The Canadians spent another winter in the Vimy sector and in March 1918 Charles became ill with trench fever. He was treated for several weeks in convalescent hospitals in France then sent to a divisional rest camp before rejoining his unit in May. The final period of the war, known now as the Hundred Days Offensive, began in August with the Battle of Amiens and ended on 11 November with the Armistice. Along with the rest of the Canadian units the 16th Battalion was heavily involved in the operations in those last three months. Following the Armistice they took part in the March to the Rhine, crossing into Germany on 6 December and staying there as an occupying force until 6 January 1919. After a few more months in Belgium the 16th Battalion left for Le Havre on 22 March and embarked for England on 26 March on the King Edward. Charles’ final medical exam at Bramshott noted that he had hearing loss in his right ear, a result of his service. At the end of April he left for Canada and he was discharged on 8 May in Winnipeg. His brother William also enlisted and he served in Canada for three months before being found medically unfit.

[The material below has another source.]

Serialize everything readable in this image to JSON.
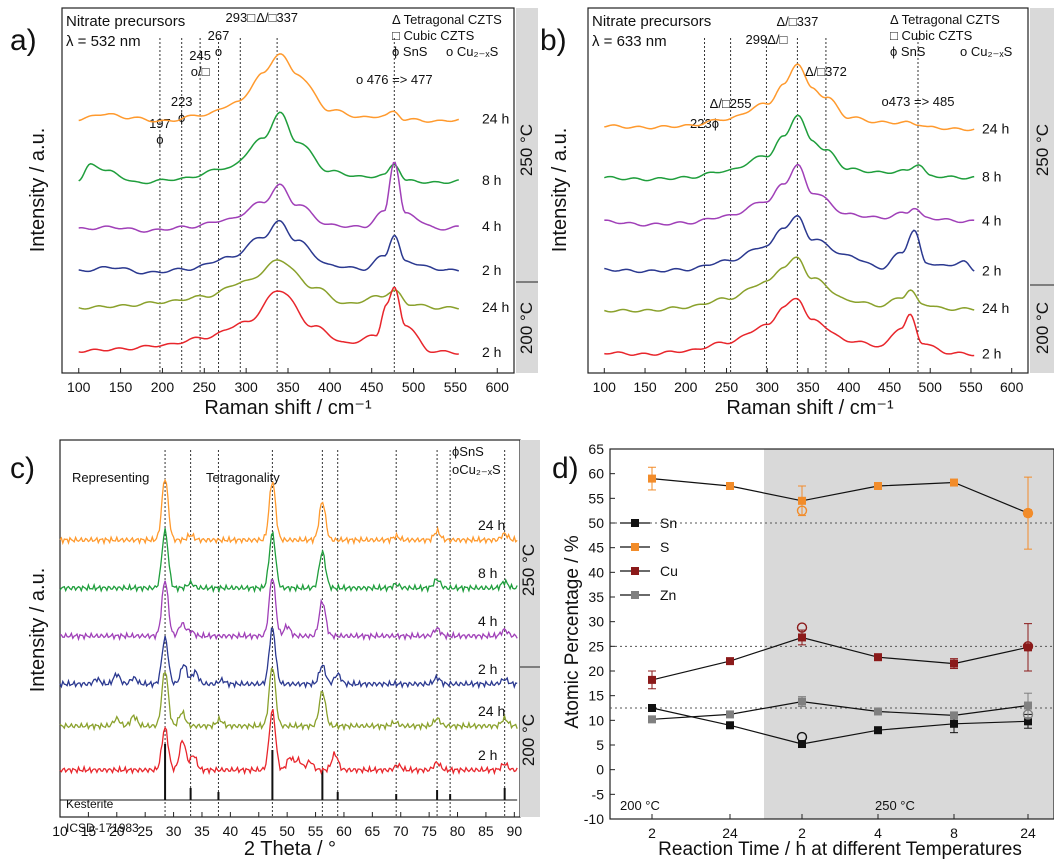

Charles’ family had moved to Winnipeg while he was overseas and he settled there after the war, working as a yardman and playing senior hockey with the Winnipeg Victorias. About a year later he moved to Moose Jaw to play for the Maple Leafs and he boarded with a widow, Mrs. Annie Upex. He married her daughter, 19 year old Grace Lillian Upex, on 28 November 1922 in Winnipeg. By then Charles was playing for the Regina Capitals and in 1924 he left for Portland, Oregon when the franchise relocated there. That same year his mother passed away in Winnipeg and her funeral was held in Kenora.
The Portland team became the Chicago Black Hawks. In 1926 Charles joined the NHL with the Black Hawks then spent seven seasons (1928-1935) with the New York Americans. He was known as ‘the Rabbit’ because of his speed and agility and he was a consistent and popular player during his nearly 400 career games. Following a stint playing in the IHL he became an official with the AHL then the NHL, serving as a linesman and referee into his 60s.
Charles passed away in Trenton, Wayne County, Michigan on 7 May 1984, at the age of 87. He was survived by his wife Grace and their daughter Eleanor (Mrs. M. Zamesnik). Another daughter, Charleen, had died in 1983. Charles’ funeral was held in Trenton on 9 May. Grace passed away in Novi, Oakland County, Michigan in June 1993, a few days after her 90th birthday.
In 1993 Charlie ‘Rabbit’ McVeigh was inducted into the Northwestern Ontario Sports Hall of Fame.